×
all 16 comments

[–]gwern[S] 1 point2 points  (0 children)

Latest batch of StyleGAN face samples. I thought I'd get in on the 'X Does Not Exist' snowclone. :)

[–][deleted] 0 points1 point  (0 children)

Hey this is pretty neat

[–][deleted]  (1 child)

[deleted]

    [–]gwern[S] 0 points1 point  (0 children)

    I have no excuse. I increased psi for the 20-40k range, but only to 0.7.

    [–]thatweeblife 0 points1 point  (0 children)

    this amuses me lol

    [–]paintstransfer 0 points1 point  (11 children)

    So... how many gpus are u using?

    [–]gwern[S] 0 points1 point  (10 children)

    2x1080ti.

    The more relevant parameter is total time though: this is approximately 11 days on 2x1080ti, or 22 GPU-days or pi GPU-weeks. (The source code came out on the 4th and I immediately began running it, but I spent the other days training variant models from the general face model: Holo, Asuka, FFHQ, FFHQ+faces, and whole-Danbooru2018-images.)

    Note that if you start from a pretrained model, you need much less time. For example, the character-specific-face models like the Holo or Asuka-only models can be trained in just a few hours if you start from my face model.

    [–]paintstransfer 0 points1 point  (1 child)

    Wow I have not tried training a StyleGAN yet because the official documents said that it needs many 16GB GPUs.... It seems that 2x 1080ti is just OK? It is exciting!

    [–]gwern[S] 0 points1 point  (0 children)

    You only need 8 V100s if you want to train a 1024px StyleGAN for a week to full paper-level results. 512px is much faster, you get great results within the first few days (it's really amazing how much time my face StyleGAN spends just gradually refining the shoulders and things like ties), and transfer learning accelerates it even further.

    [–]FairFolk 0 points1 point  (7 children)

    How many training images would you expect to be needed for a (1-3) person-specific model based on the model proposed in the paper?

    [–]gwern[S] 0 points1 point  (6 children)

    Do you mean training from scratch or finetuning either my anime face model or Nvidia's FFHQ face model?

    From scratch is unclear, but Nvidia FFHQ uses 70k and I found 5k with ProGAN to lead to overfitting/memorization and thus inadequate.

    For finetuning my anime face model, 500 works, but 5000 is much better.
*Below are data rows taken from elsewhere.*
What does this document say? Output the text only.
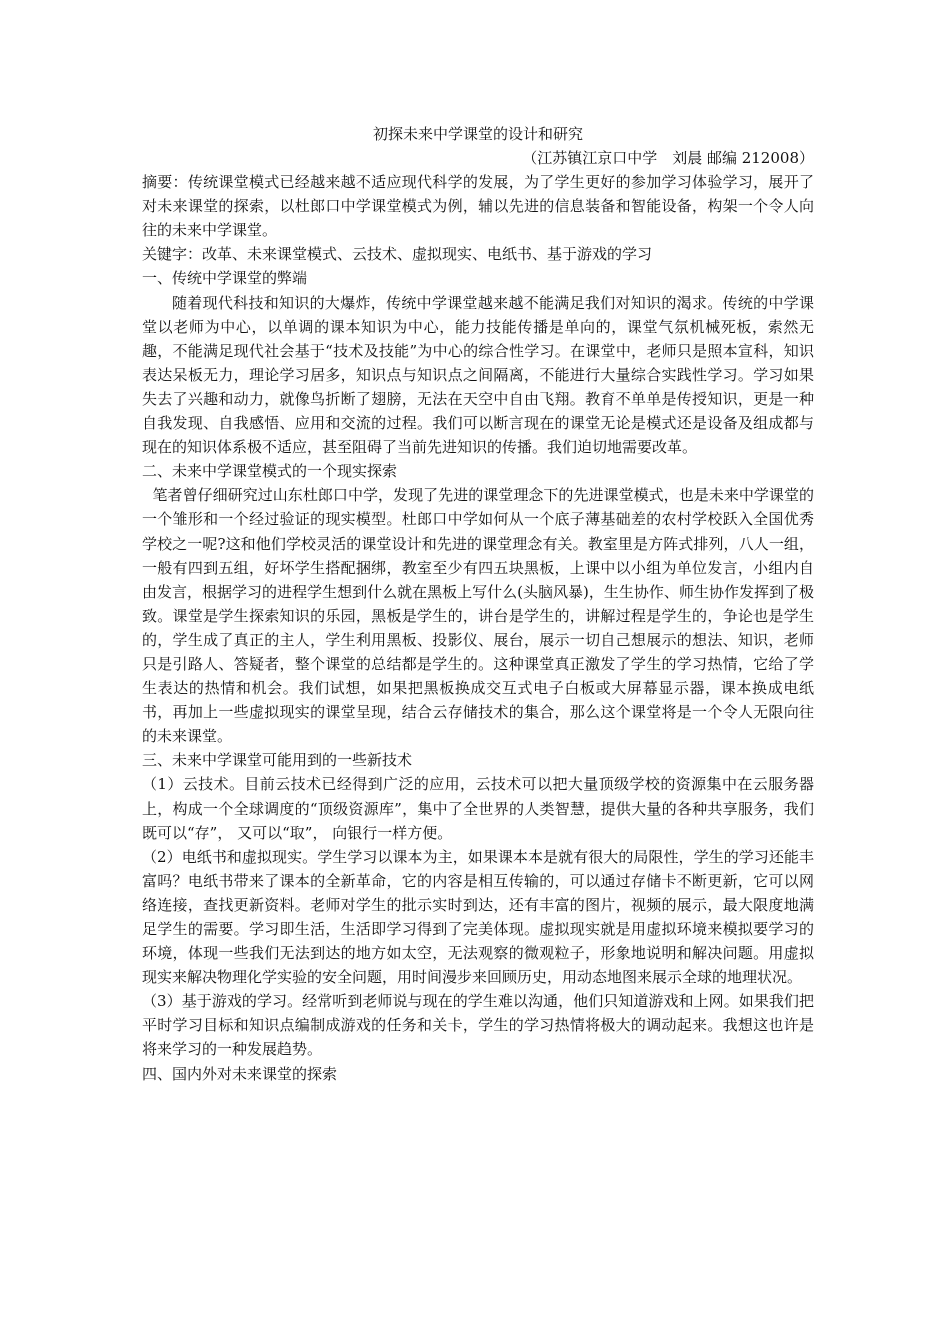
初探未来中学课堂的设计和研究
（江苏镇江京口中学　刘晨 邮编 212008）

摘要：传统课堂模式已经越来越不适应现代科学的发展，为了学生更好的参加学习体验学习，展开了对未来课堂的探索，以杜郎口中学课堂模式为例，辅以先进的信息装备和智能设备，构架一个令人向往的未来中学课堂。

关键字：改革、未来课堂模式、云技术、虚拟现实、电纸书、基于游戏的学习

一、传统中学课堂的弊端

随着现代科技和知识的大爆炸，传统中学课堂越来越不能满足我们对知识的渴求。传统的中学课堂以老师为中心，以单调的课本知识为中心，能力技能传播是单向的，课堂气氛机械死板，索然无趣，不能满足现代社会基于“技术及技能”为中心的综合性学习。在课堂中，老师只是照本宣科，知识表达呆板无力，理论学习居多，知识点与知识点之间隔离，不能进行大量综合实践性学习。学习如果失去了兴趣和动力，就像鸟折断了翅膀，无法在天空中自由飞翔。教育不单单是传授知识，更是一种自我发现、自我感悟、应用和交流的过程。我们可以断言现在的课堂无论是模式还是设备及组成都与现在的知识体系极不适应，甚至阻碍了当前先进知识的传播。我们迫切地需要改革。

二、未来中学课堂模式的一个现实探索

笔者曾仔细研究过山东杜郎口中学，发现了先进的课堂理念下的先进课堂模式，也是未来中学课堂的一个雏形和一个经过验证的现实模型。杜郎口中学如何从一个底子薄基础差的农村学校跃入全国优秀学校之一呢?这和他们学校灵活的课堂设计和先进的课堂理念有关。教室里是方阵式排列，八人一组，一般有四到五组，好坏学生搭配捆绑，教室至少有四五块黑板，上课中以小组为单位发言，小组内自由发言，根据学习的进程学生想到什么就在黑板上写什么(头脑风暴)，生生协作、师生协作发挥到了极致。课堂是学生探索知识的乐园，黑板是学生的，讲台是学生的，讲解过程是学生的，争论也是学生的，学生成了真正的主人，学生利用黑板、投影仪、展台，展示一切自己想展示的想法、知识，老师只是引路人、答疑者，整个课堂的总结都是学生的。这种课堂真正激发了学生的学习热情，它给了学生表达的热情和机会。我们试想，如果把黑板换成交互式电子白板或大屏幕显示器，课本换成电纸书，再加上一些虚拟现实的课堂呈现，结合云存储技术的集合，那么这个课堂将是一个令人无限向往的未来课堂。

三、未来中学课堂可能用到的一些新技术

（1）云技术。目前云技术已经得到广泛的应用，云技术可以把大量顶级学校的资源集中在云服务器上，构成一个全球调度的“顶级资源库”，集中了全世界的人类智慧，提供大量的各种共享服务，我们既可以“存”， 又可以“取”， 向银行一样方便。

（2）电纸书和虚拟现实。学生学习以课本为主，如果课本本是就有很大的局限性，学生的学习还能丰富吗？电纸书带来了课本的全新革命，它的内容是相互传输的，可以通过存储卡不断更新，它可以网络连接，查找更新资料。老师对学生的批示实时到达，还有丰富的图片，视频的展示，最大限度地满足学生的需要。学习即生活，生活即学习得到了完美体现。虚拟现实就是用虚拟环境来模拟要学习的环境，体现一些我们无法到达的地方如太空，无法观察的微观粒子，形象地说明和解决问题。用虚拟现实来解决物理化学实验的安全问题，用时间漫步来回顾历史，用动态地图来展示全球的地理状况。

（3）基于游戏的学习。经常听到老师说与现在的学生难以沟通，他们只知道游戏和上网。如果我们把平时学习目标和知识点编制成游戏的任务和关卡，学生的学习热情将极大的调动起来。我想这也许是将来学习的一种发展趋势。

四、国内外对未来课堂的探索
You can use aggressive data augmentation, of course. Roadrunner01 on Twitter tried with 50 but the results were pretty meh: very recognizable, but also very crummy in terms of artifacting and distortions.

    [–]FairFolk 0 points1 point  (5 children)

    I meant finetuning the FFHQ one, thanks.

    [–]gwern[S] 0 points1 point  (4 children)

    I haven't done any finetuning with FFHQ on real people, but from experimenting with mergers of a 512px rescaling of FFHQ and my anime faces, the overall behavior of it+StyleGAN seems similar to the anime faces, so I would guess that the orders of magnitude are very similar: 50 per person finetuned will give you recognizable but crummy results, 500 will be OK, and 5000+ will be fantastic. You could experiment with celebrities or something to see how quality scales with n. (Does that CelebA/B include metadata indicating which celebrity is in each photo? That'd be a starting point. Otherwise, you could do something like, I dunno, scrape Google Images for Taylor Swift photos & run a face-cropping script.)

    [–]FairFolk 0 points1 point  (3 children)

    The plan was to use images of some well known politicians. Do you know how well it works to use multiple people for finetuning (maybe 2-5 different ones)?
    Also, do you just train the existing model with the new images, or do you add the images to the previous dataset and continue training with everything? (I'd guess it's the first.)

    On an unrelated note, do you have any example images of your FFHQ/anime merger? It sounds like it would be somewhere between ridiculous and horrifying.

    [–]gwern[S] 0 points1 point  (2 children)

    I don't see any inherent reason why 3 people with 5k images each wouldn't work about as well as 1 person with just 5k images, eg. After all, FFHQ StyleGAN is clearly capable of handling 70k different people!

    Also, do you just train the existing model with the new images, or do you add the images to the previous dataset and continue training with everything? (I'd guess it's the first.)

    The former. (In fact, in the case of my Asuka/Holo finetuning, they're already in the combined dataset, so it's essentially equivalent to 'deleting everything which is not Asuka [or Holo]' to concentrate the model on that one character.)

    It sounds like it would be somewhere between ridiculous and horrifying.

    Sure is: https://twitter.com/gwern/status/1096483918960881665

    [–]FairFolk 0 points1 point  (1 child)

    Sorry to bother you for every little thing, but while we're at it:
    What did you use to crop and align the faces?

    [–]gwern[S] 0 points1 point  (0 children)

    Nagadomi's anime-face cropper. No alignment was done at all.